Committee chairman Gerald Kaufman MP accused the governors of being “utterly gushing” in their assessment of the last year. He questioned how long the BBC could go on arguing that it should be funded by “a tax” as it “goes on shrinking, as it is shrinking and will shrink”. The corporation has also been under political scrutiny following its public row with 10 Downing Street over a BBC story that claimed the prime minister’s office “sexed up” a dossier on Iraqi weapons. Mr Kaufman said the BBC should sack Andrew Gilligan, the reporter who prompted the Iraq weapons row. He added that Mr Gilligan and other journalists should be sacked for writing what he called “contentious” articles for the newspapers.

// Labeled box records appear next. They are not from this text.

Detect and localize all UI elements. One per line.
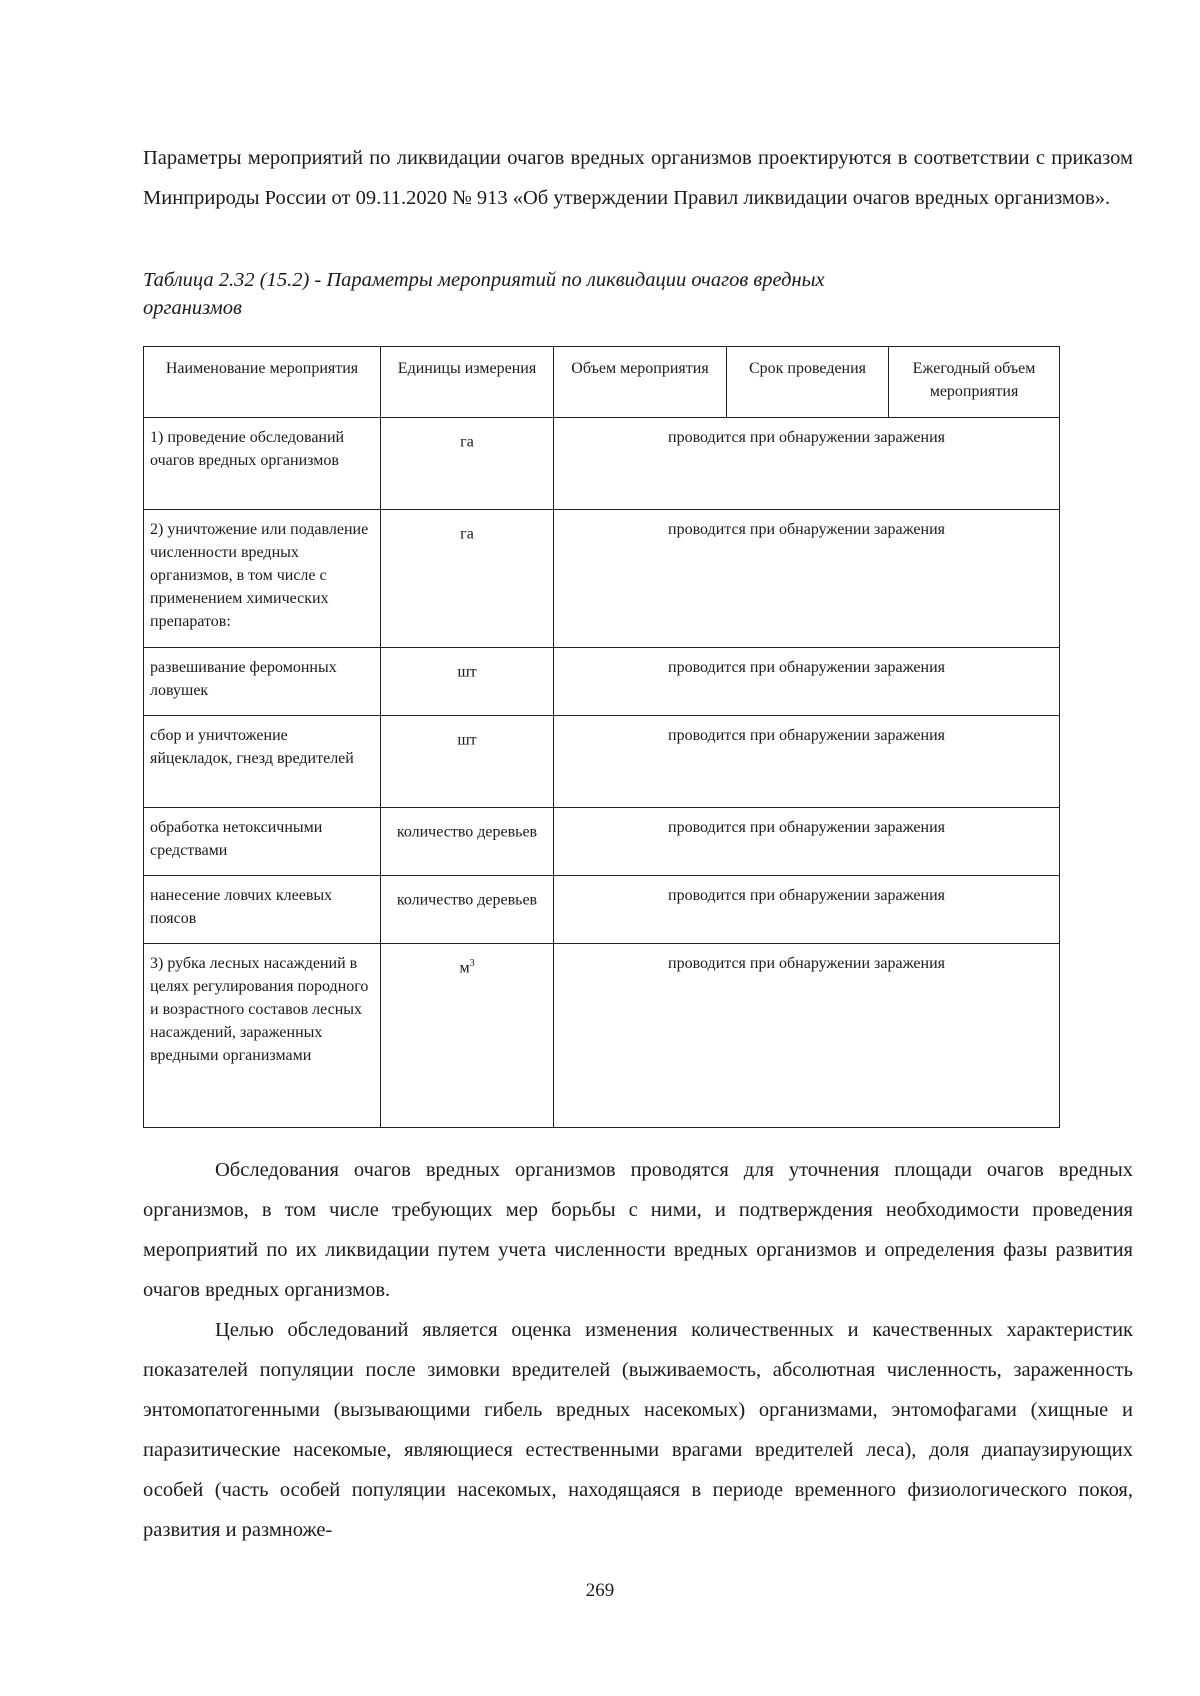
measure-note: проводится при обнаружении заражения bbox=[554, 418, 1060, 510]
measure-note: проводится при обнаружении заражения bbox=[554, 648, 1060, 716]
measure-unit bbox=[381, 418, 554, 510]
unit-text: га bbox=[460, 525, 474, 543]
intro-paragraph: Параметры мероприятий по ликвидации очагов вредных организмов проектируются в соответствии с приказом Минприроды России от 09.11.2020 № 913 «Об утверждении Правил ликвидации очагов вредных организмов». bbox=[143, 147, 1133, 209]
table-header-row bbox=[144, 347, 1060, 418]
table-row bbox=[144, 648, 1060, 716]
measure-name: 3) рубка лесных насаждений в целях регулирования породного и возрастного составов лесных насаждений, зараженных вредными организмами bbox=[144, 944, 381, 1128]
header-term: Срок проведения bbox=[727, 347, 889, 418]
unit-text: количество деревьев bbox=[396, 823, 538, 841]
measure-unit bbox=[381, 876, 554, 944]
measure-name: 2) уничтожение или подавление численности вредных организмов, в том числе с применением химических препаратов: bbox=[144, 510, 381, 648]
measure-name: нанесение ловчих клеевых поясов bbox=[144, 876, 381, 944]
table-row bbox=[144, 808, 1060, 876]
measure-unit bbox=[381, 944, 554, 1128]
table-row bbox=[144, 876, 1060, 944]
measure-note: проводится при обнаружении заражения bbox=[554, 510, 1060, 648]
measure-name: обработка нетоксичными средствами bbox=[144, 808, 381, 876]
table-row bbox=[144, 716, 1060, 808]
table-row bbox=[144, 944, 1060, 1128]
measure-note: проводится при обнаружении заражения bbox=[554, 716, 1060, 808]
page-number: 269 bbox=[585, 1580, 615, 1601]
table-row bbox=[144, 510, 1060, 648]
measure-note: проводится при обнаружении заражения bbox=[554, 876, 1060, 944]
unit-text: шт bbox=[457, 731, 477, 749]
header-name: Наименование мероприятия bbox=[144, 347, 381, 418]
unit-text: количество деревьев bbox=[396, 891, 538, 909]
header-volume: Объем мероприятия bbox=[554, 347, 727, 418]
body-paragraph-surveys: Обследования очагов вредных организмов проводятся для уточнения площади очагов вредных организмов, в том числе требующих мер борьбы с ними, и подтверждения необходимости проведения мероприятий по их ликвидации путем учета численности вредных организмов и определения фазы развития очагов вредных организмов. bbox=[143, 1159, 1133, 1301]
measure-note: проводится при обнаружении заражения bbox=[554, 944, 1060, 1128]
measure-note: проводится при обнаружении заражения bbox=[554, 808, 1060, 876]
unit-superscript: 3 bbox=[469, 958, 475, 969]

Meanwhile another Brit has gone to court to resist having to pay the BBC tax.

EMAIL OF THE DAY

“I am an admirer of your writing and (generally) good common sense. I contributed to your original fund drive, as yours was a voice I wanted to hear. Even when I disagree with you, as I do on the issue of gay marriage (good Catholics can disagree, right?), I take your arguments seriously enough to consider them as those of a thoughtful human, not the spawn of Satan. Thus I was particularly annoyed to read the snippet today on “the social right’s darling, Pat Robertson.” As you can tell, I’m a social conservative, but I also consider Robertson an ignorant bigot and fast talker who is an embarrassment to me (and many of my friends on the social right). -I refrain from associating you with nutbar leftist homosexuals; I’d appreciate it if you would refrain from associating-me and other-social conservatives with Robertson (whom I loathe).” I take the point. But there was a time when Robertson was regarded as a pillar of the consrvative establishment, defended by the likes of Norman Podhoretz, etc.